Schools in Grand Island and Hastings have already made significant changes.
"We changed all our grain products to whole grain," Grand Island Public Schools Director of Nutrition Services Kris Spellman says.
"We offer a fresh fruit and vegetable bar every single day, it's unlimited to students," Hastings Public School District Director of Finance and Operations Jeff Schneider says.
Over the next few years, federal regulations will make those types of changes permanent across the country.
"By 2013-2014, every product you serve, whether it's rice or pasta or bread or anything like that, needs to be a whole grain," Spellman says. "So we're about half way there already."

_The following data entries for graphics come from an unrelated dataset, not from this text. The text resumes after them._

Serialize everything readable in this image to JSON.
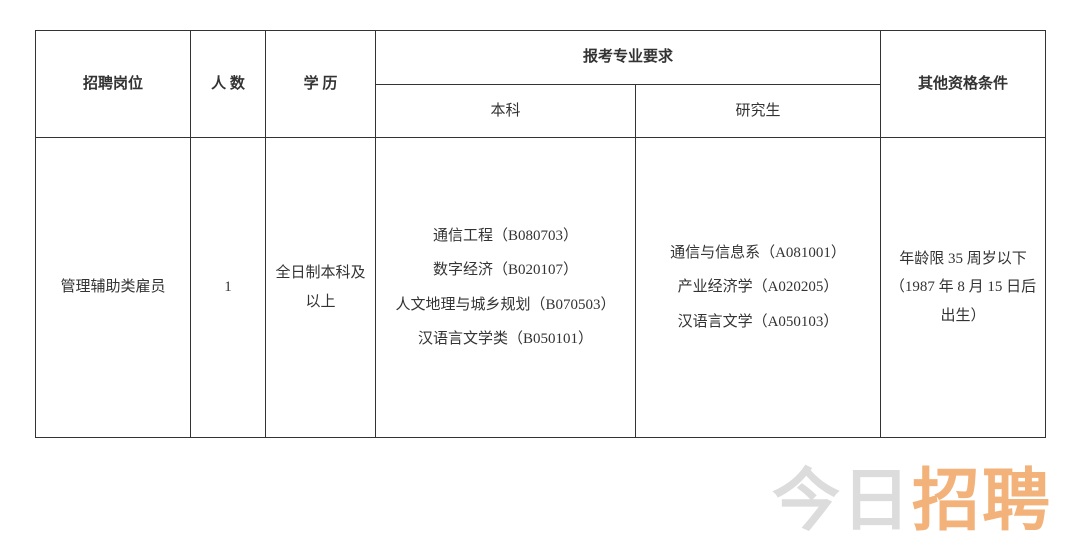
{
  "table": {
    "headers": {
      "position": "招聘岗位",
      "people": "人 数",
      "education": "学 历",
      "majorRequirement": "报考专业要求",
      "bachelor": "本科",
      "graduate": "研究生",
      "otherQual": "其他资格条件"
    },
    "row": {
      "position": "管理辅助类雇员",
      "people": "1",
      "education": "全日制本科及以上",
      "bachelor": "通信工程（B080703）\n数字经济（B020107）\n人文地理与城乡规划（B070503）\n汉语言文学类（B050101）",
      "graduate": "通信与信息系（A081001）\n产业经济学（A020205）\n汉语言文学（A050103）",
      "otherQual": "年龄限 35 周岁以下（1987 年 8 月 15 日后出生）"
    },
    "colors": {
      "border": "#333333",
      "text": "#333333",
      "background": "#ffffff"
    },
    "font": {
      "family": "SimSun",
      "size": 15
    }
  },
  "watermark": {
    "part1": "今日",
    "part2": "招聘",
    "color1": "#dcdcdc",
    "color2": "#f2b27a",
    "fontSize": 68
  }
}
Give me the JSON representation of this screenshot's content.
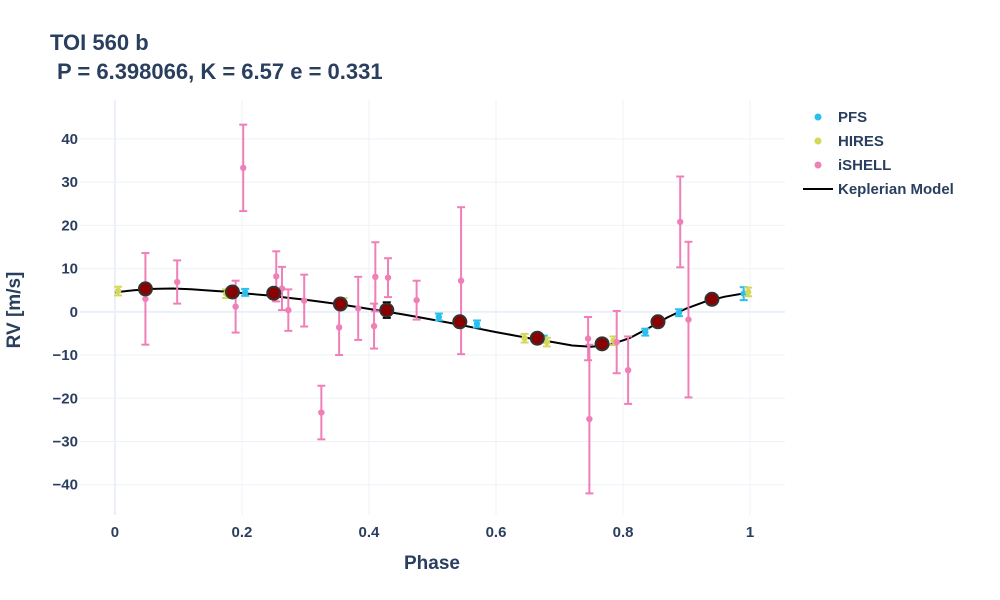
{
  "chart_data": {
    "type": "scatter",
    "title_line1": "TOI 560 b",
    "title_line2": "P = 6.398066, K = 6.57 e = 0.331",
    "xlabel": "Phase",
    "ylabel": "RV [m/s]",
    "xlim": [
      -0.055,
      1.055
    ],
    "ylim": [
      -47,
      49
    ],
    "xticks": [
      0,
      0.2,
      0.4,
      0.6,
      0.8,
      1
    ],
    "xtick_labels": [
      "0",
      "0.2",
      "0.4",
      "0.6",
      "0.8",
      "1"
    ],
    "yticks": [
      -40,
      -30,
      -20,
      -10,
      0,
      10,
      20,
      30,
      40
    ],
    "ytick_labels": [
      "−40",
      "−30",
      "−20",
      "−10",
      "0",
      "10",
      "20",
      "30",
      "40"
    ],
    "grid": true,
    "legend_position": "top-right",
    "series": [
      {
        "name": "PFS",
        "color": "#29c0f0",
        "marker": "point-with-errorbar",
        "points": [
          {
            "x": 0.205,
            "y": 4.5,
            "err": 0.8
          },
          {
            "x": 0.51,
            "y": -1.2,
            "err": 0.8
          },
          {
            "x": 0.57,
            "y": -2.8,
            "err": 0.8
          },
          {
            "x": 0.675,
            "y": -6.3,
            "err": 0.8
          },
          {
            "x": 0.835,
            "y": -4.7,
            "err": 0.8
          },
          {
            "x": 0.888,
            "y": -0.2,
            "err": 0.8
          },
          {
            "x": 0.99,
            "y": 4.2,
            "err": 1.5
          }
        ]
      },
      {
        "name": "HIRES",
        "color": "#d4d75a",
        "marker": "point-with-errorbar",
        "points": [
          {
            "x": 0.005,
            "y": 4.8,
            "err": 1.0
          },
          {
            "x": 0.175,
            "y": 4.2,
            "err": 1.0
          },
          {
            "x": 0.36,
            "y": 2.2,
            "err": 1.0
          },
          {
            "x": 0.645,
            "y": -6.1,
            "err": 1.0
          },
          {
            "x": 0.68,
            "y": -7.0,
            "err": 1.0
          },
          {
            "x": 0.785,
            "y": -6.7,
            "err": 1.0
          },
          {
            "x": 0.94,
            "y": 2.8,
            "err": 1.0
          },
          {
            "x": 0.997,
            "y": 4.6,
            "err": 1.0
          }
        ]
      },
      {
        "name": "iSHELL",
        "color": "#f07fb8",
        "marker": "point-with-errorbar",
        "points": [
          {
            "x": 0.048,
            "y": 3.0,
            "err": 10.6
          },
          {
            "x": 0.098,
            "y": 6.9,
            "err": 5.0
          },
          {
            "x": 0.19,
            "y": 1.2,
            "err": 6.0
          },
          {
            "x": 0.202,
            "y": 33.3,
            "err": 10.0
          },
          {
            "x": 0.254,
            "y": 8.2,
            "err": 5.8
          },
          {
            "x": 0.263,
            "y": 5.4,
            "err": 5.0
          },
          {
            "x": 0.273,
            "y": 0.4,
            "err": 4.8
          },
          {
            "x": 0.298,
            "y": 2.6,
            "err": 6.0
          },
          {
            "x": 0.325,
            "y": -23.3,
            "err": 6.2
          },
          {
            "x": 0.353,
            "y": -3.6,
            "err": 6.4
          },
          {
            "x": 0.383,
            "y": 0.8,
            "err": 7.3
          },
          {
            "x": 0.408,
            "y": -3.3,
            "err": 5.2
          },
          {
            "x": 0.41,
            "y": 8.1,
            "err": 8.0
          },
          {
            "x": 0.43,
            "y": 7.9,
            "err": 4.5
          },
          {
            "x": 0.475,
            "y": 2.7,
            "err": 4.5
          },
          {
            "x": 0.545,
            "y": 7.2,
            "err": 17.0
          },
          {
            "x": 0.745,
            "y": -6.2,
            "err": 5.0
          },
          {
            "x": 0.747,
            "y": -24.8,
            "err": 17.2
          },
          {
            "x": 0.79,
            "y": -7.0,
            "err": 7.2
          },
          {
            "x": 0.808,
            "y": -13.5,
            "err": 7.8
          },
          {
            "x": 0.89,
            "y": 20.8,
            "err": 10.5
          },
          {
            "x": 0.903,
            "y": -1.8,
            "err": 18.0
          }
        ]
      },
      {
        "name": "binned",
        "color": "#8b0000",
        "edge_color": "#333333",
        "marker": "large-circle",
        "points": [
          {
            "x": 0.048,
            "y": 5.3,
            "err": 0.8
          },
          {
            "x": 0.185,
            "y": 4.6,
            "err": 0.8
          },
          {
            "x": 0.25,
            "y": 4.3,
            "err": 0.8
          },
          {
            "x": 0.355,
            "y": 1.8,
            "err": 0.8
          },
          {
            "x": 0.428,
            "y": 0.4,
            "err": 1.8
          },
          {
            "x": 0.543,
            "y": -2.3,
            "err": 0.8
          },
          {
            "x": 0.665,
            "y": -6.1,
            "err": 0.8
          },
          {
            "x": 0.767,
            "y": -7.4,
            "err": 0.8
          },
          {
            "x": 0.855,
            "y": -2.3,
            "err": 0.8
          },
          {
            "x": 0.94,
            "y": 2.9,
            "err": 0.8
          }
        ]
      }
    ],
    "model": {
      "name": "Keplerian Model",
      "color": "#000000",
      "x": [
        0.0,
        0.03,
        0.06,
        0.09,
        0.12,
        0.15,
        0.18,
        0.21,
        0.24,
        0.27,
        0.3,
        0.33,
        0.36,
        0.39,
        0.42,
        0.45,
        0.48,
        0.51,
        0.54,
        0.57,
        0.6,
        0.63,
        0.66,
        0.69,
        0.72,
        0.75,
        0.78,
        0.81,
        0.84,
        0.87,
        0.9,
        0.93,
        0.96,
        1.0
      ],
      "y": [
        4.5,
        5.0,
        5.3,
        5.4,
        5.2,
        4.9,
        4.6,
        4.2,
        3.8,
        3.3,
        2.8,
        2.2,
        1.6,
        0.9,
        0.2,
        -0.5,
        -1.3,
        -2.1,
        -2.9,
        -3.8,
        -4.7,
        -5.5,
        -6.3,
        -7.0,
        -7.8,
        -8.1,
        -7.6,
        -6.1,
        -3.8,
        -1.3,
        0.8,
        2.4,
        3.5,
        4.5
      ]
    }
  }
}
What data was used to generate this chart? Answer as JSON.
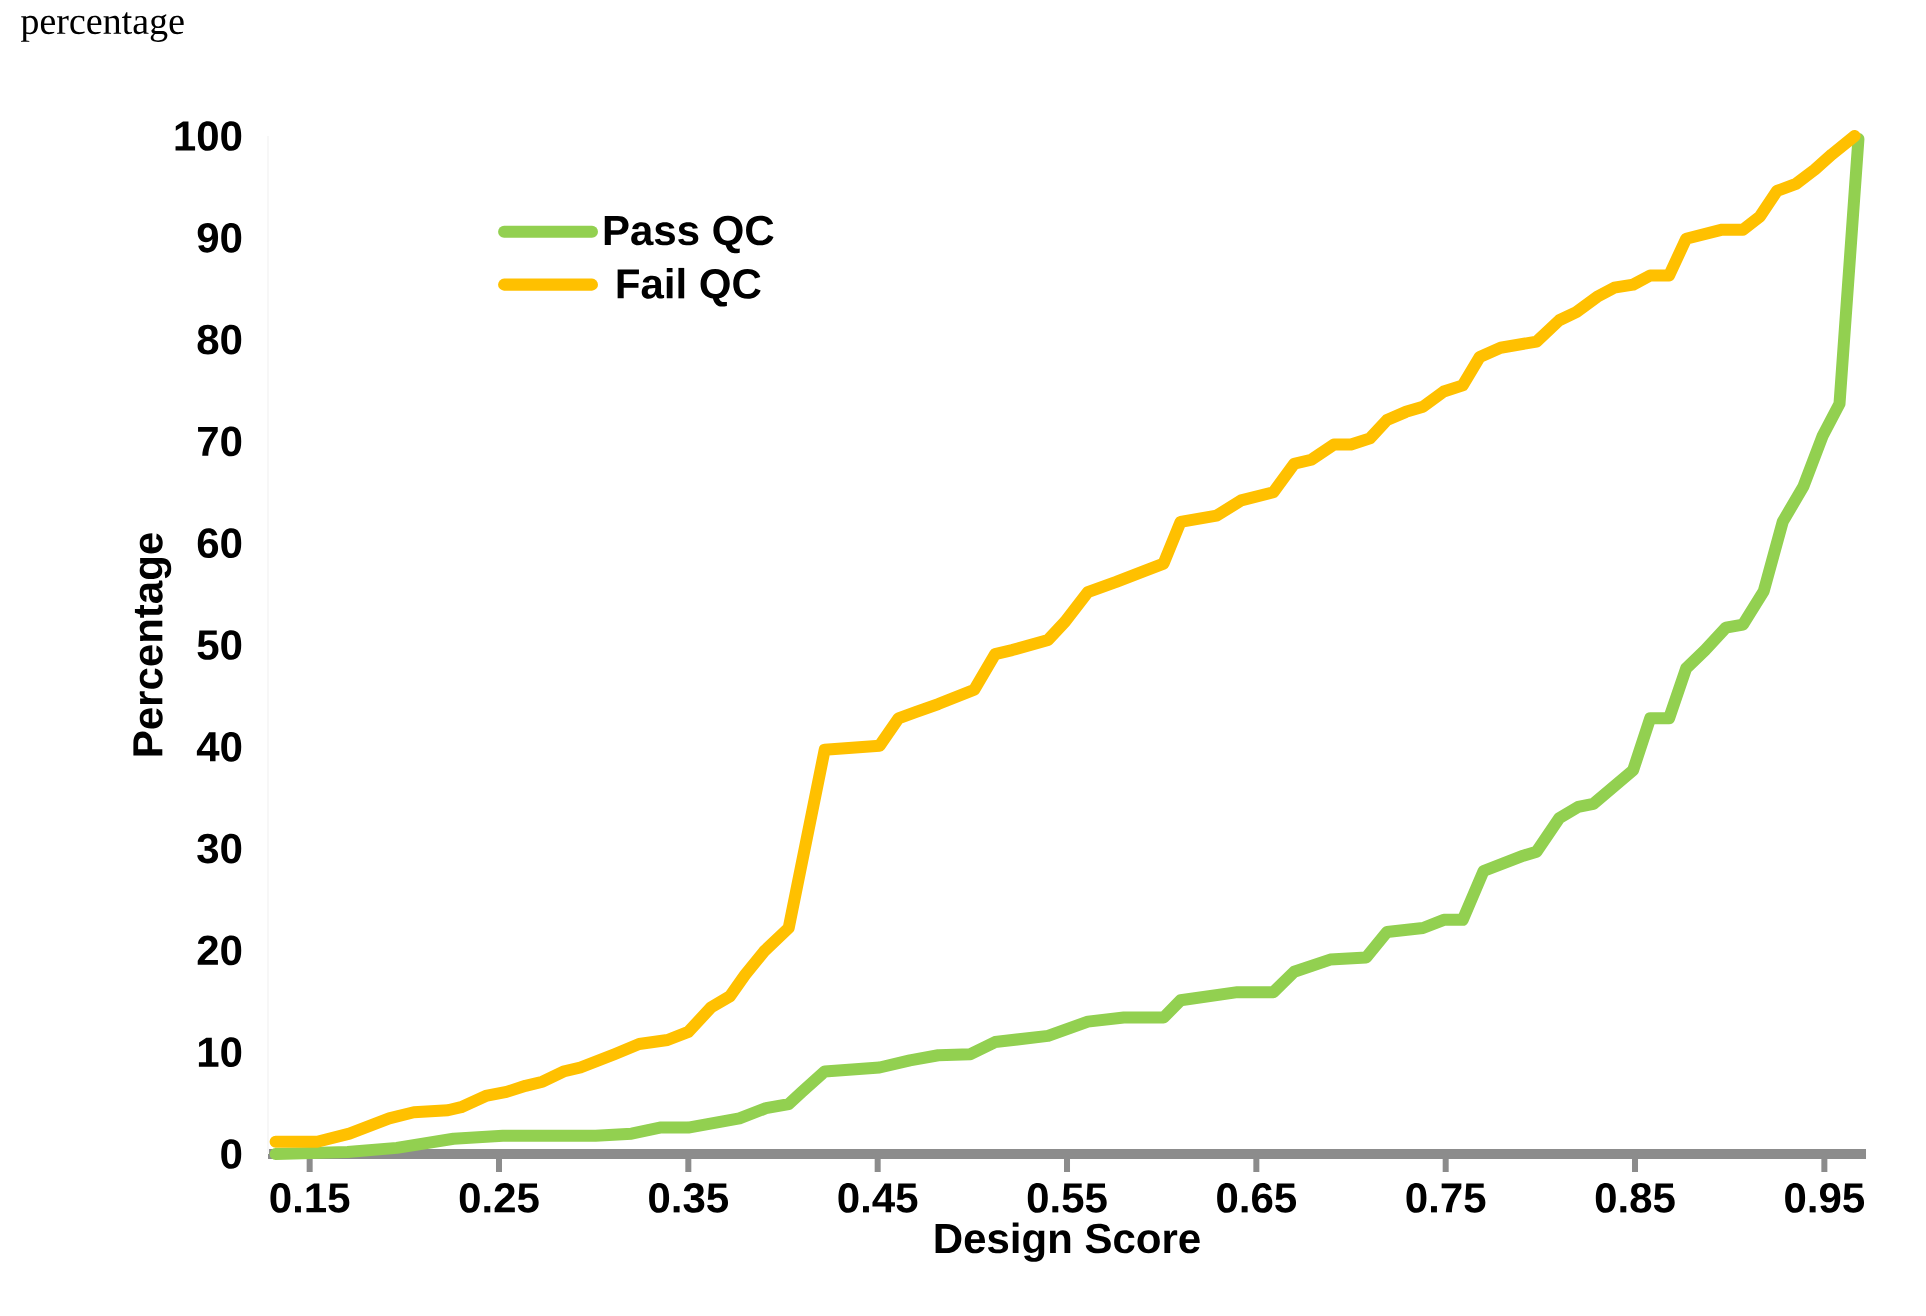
{
  "chart_data": {
    "type": "line",
    "xlabel": "Design Score",
    "ylabel": "Percentage",
    "annotations": [
      "percentage"
    ],
    "xlim": [
      0.128,
      0.972
    ],
    "xticks": [
      0.15,
      0.25,
      0.35,
      0.45,
      0.55,
      0.65,
      0.75,
      0.85,
      0.95
    ],
    "ylim": [
      0,
      100
    ],
    "yticks": [
      0,
      10,
      20,
      30,
      40,
      50,
      60,
      70,
      80,
      90,
      100
    ],
    "legend": "top left",
    "grid": false,
    "marker": "none",
    "line_style": "solid",
    "series": [
      {
        "name": "Pass QC",
        "color": "#92d050",
        "x": [
          0.132,
          0.17,
          0.196,
          0.226,
          0.252,
          0.301,
          0.32,
          0.335,
          0.35,
          0.377,
          0.391,
          0.403,
          0.41,
          0.422,
          0.451,
          0.467,
          0.482,
          0.499,
          0.512,
          0.54,
          0.561,
          0.58,
          0.601,
          0.61,
          0.64,
          0.659,
          0.67,
          0.689,
          0.708,
          0.719,
          0.738,
          0.749,
          0.759,
          0.77,
          0.791,
          0.798,
          0.81,
          0.82,
          0.828,
          0.849,
          0.858,
          0.868,
          0.877,
          0.887,
          0.898,
          0.907,
          0.918,
          0.928,
          0.939,
          0.949,
          0.958,
          0.968
        ],
        "values": [
          0,
          0.2,
          0.6,
          1.5,
          1.8,
          1.8,
          2,
          2.6,
          2.6,
          3.5,
          4.5,
          4.9,
          6.1,
          8.1,
          8.5,
          9.2,
          9.7,
          9.8,
          11,
          11.6,
          13,
          13.4,
          13.4,
          15.1,
          15.9,
          15.9,
          17.9,
          19.1,
          19.3,
          21.8,
          22.2,
          23,
          23,
          27.8,
          29.3,
          29.7,
          33,
          34.1,
          34.4,
          37.7,
          42.8,
          42.8,
          47.7,
          49.5,
          51.7,
          52,
          55.3,
          62.1,
          65.6,
          70.5,
          73.7,
          99.7
        ]
      },
      {
        "name": "Fail QC",
        "color": "#ffc000",
        "x": [
          0.132,
          0.154,
          0.171,
          0.192,
          0.205,
          0.223,
          0.23,
          0.243,
          0.254,
          0.264,
          0.273,
          0.284,
          0.293,
          0.311,
          0.324,
          0.339,
          0.35,
          0.362,
          0.372,
          0.38,
          0.39,
          0.403,
          0.422,
          0.451,
          0.461,
          0.47,
          0.482,
          0.501,
          0.512,
          0.521,
          0.54,
          0.549,
          0.561,
          0.576,
          0.59,
          0.601,
          0.61,
          0.629,
          0.642,
          0.659,
          0.67,
          0.679,
          0.691,
          0.7,
          0.71,
          0.719,
          0.729,
          0.738,
          0.749,
          0.759,
          0.768,
          0.779,
          0.798,
          0.81,
          0.819,
          0.83,
          0.839,
          0.849,
          0.858,
          0.868,
          0.877,
          0.896,
          0.907,
          0.916,
          0.925,
          0.935,
          0.945,
          0.954,
          0.966
        ],
        "values": [
          1.2,
          1.2,
          2,
          3.5,
          4.1,
          4.3,
          4.6,
          5.7,
          6.1,
          6.7,
          7.1,
          8.1,
          8.5,
          9.8,
          10.8,
          11.2,
          12,
          14.4,
          15.5,
          17.6,
          19.9,
          22.2,
          39.7,
          40.1,
          42.8,
          43.4,
          44.2,
          45.6,
          49.1,
          49.5,
          50.5,
          52.3,
          55.2,
          56.2,
          57.2,
          58,
          62.1,
          62.7,
          64.2,
          65,
          67.8,
          68.2,
          69.7,
          69.7,
          70.3,
          72.1,
          72.9,
          73.4,
          74.9,
          75.5,
          78.3,
          79.2,
          79.8,
          81.9,
          82.7,
          84.2,
          85.1,
          85.4,
          86.3,
          86.3,
          89.9,
          90.8,
          90.8,
          92.1,
          94.6,
          95.3,
          96.7,
          98.2,
          100
        ]
      }
    ]
  }
}
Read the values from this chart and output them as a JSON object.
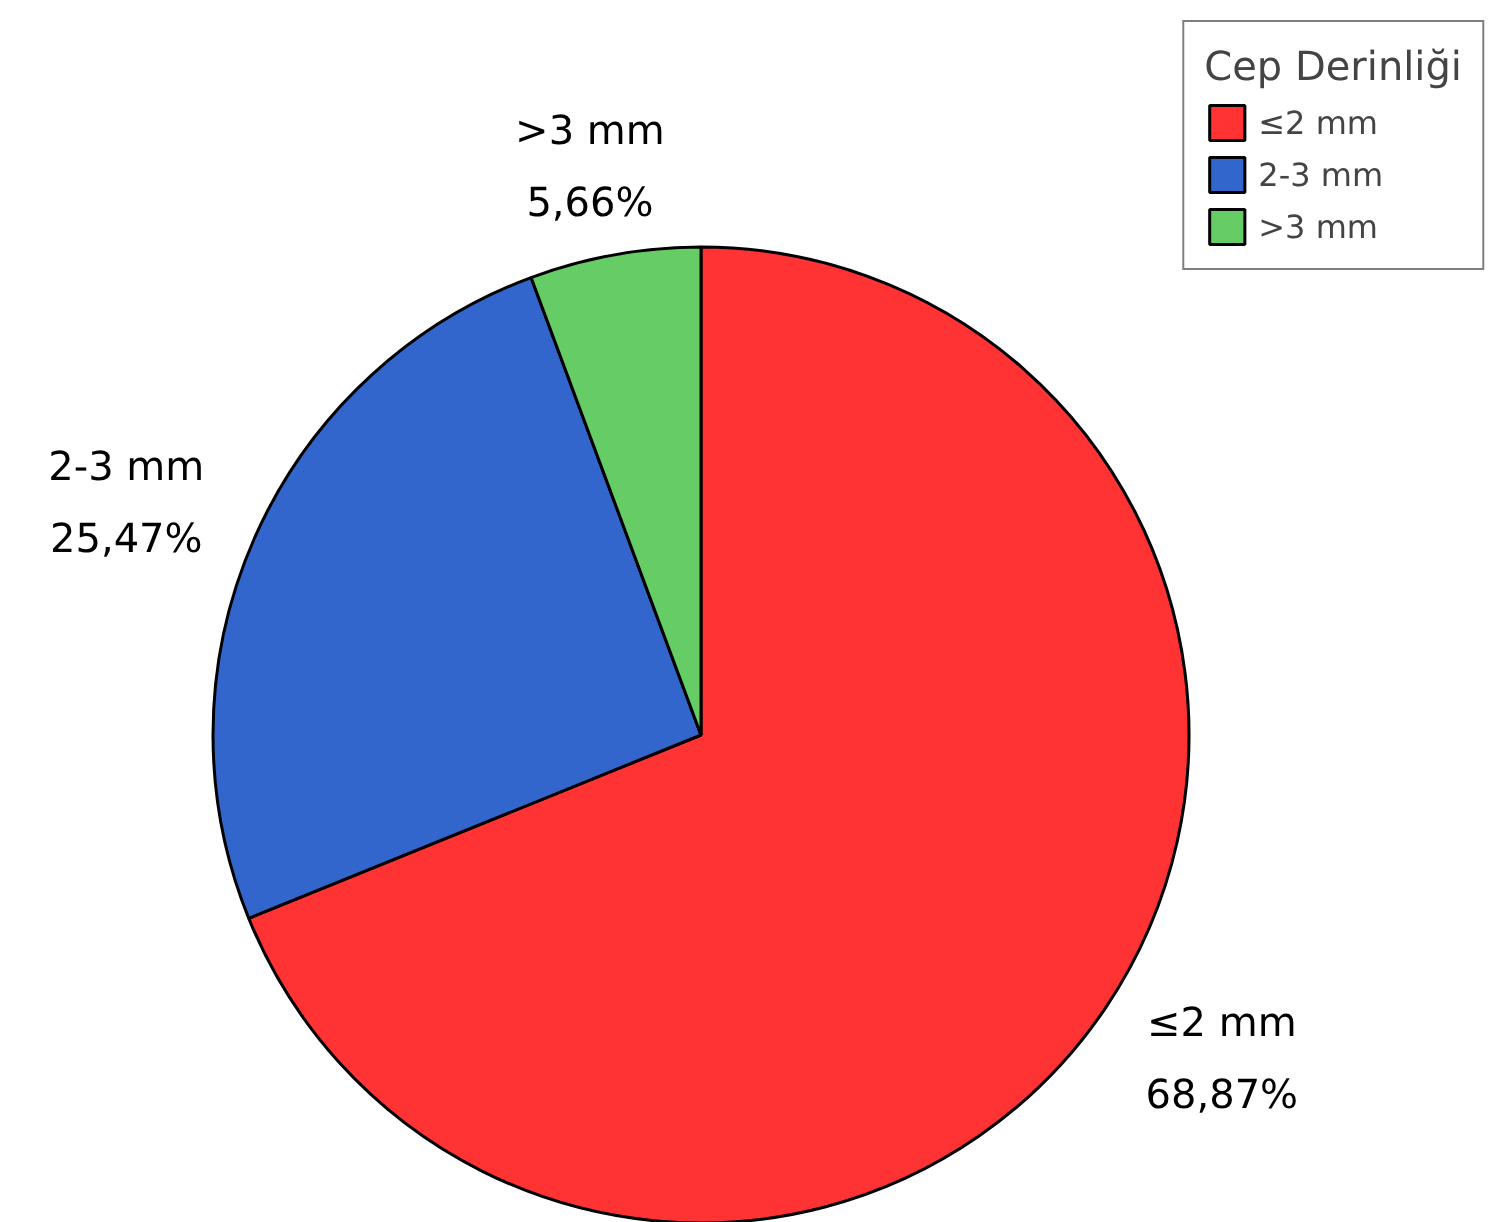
{
  "chart_data": {
    "type": "pie",
    "legend_title": "Cep Derinliği",
    "legend": "top right",
    "categories": [
      "≤2 mm",
      "2-3 mm",
      ">3 mm"
    ],
    "values": [
      68.87,
      25.47,
      5.66
    ],
    "colors": [
      "#ff3333",
      "#3366cc",
      "#66cc66"
    ],
    "value_labels": [
      "68,87%",
      "25,47%",
      "5,66%"
    ]
  }
}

And so far, feedback has been positive in both districts.
"The key is that we're providing our students with variety. In the past we basically said here's a tray and this is what there is today," Schneider says. "Now the kids have choices and we're teaching the kids to make healthy choices."
But Registered Dietitian Pat McCoy says having those healthy options at school doesn't necessarily translate at home.
"The schools are doing an excellent job, with the changes that are going on, the new regulations that are going to be put into place. But it's not the school's responsibility, it's the parent," McCoy says.
She says parents' attitudes toward food and presentation of it have a lifelong impact on kids' eating habits.
"You show me a picky eater in a child and I guarantee that one or both parents are picky eaters as well," McCoy says. "If you're putting food down in front of the child and right away the parent or the care giver is saying, 'No, I don't want to eat that,' then right away we've set the stage that neither is the child."
She says without changes at home, school and government efforts can only reach so far.
"The best thing a parent can do is to develop sound, positive, eating habits in their children at an early age," McCoy says.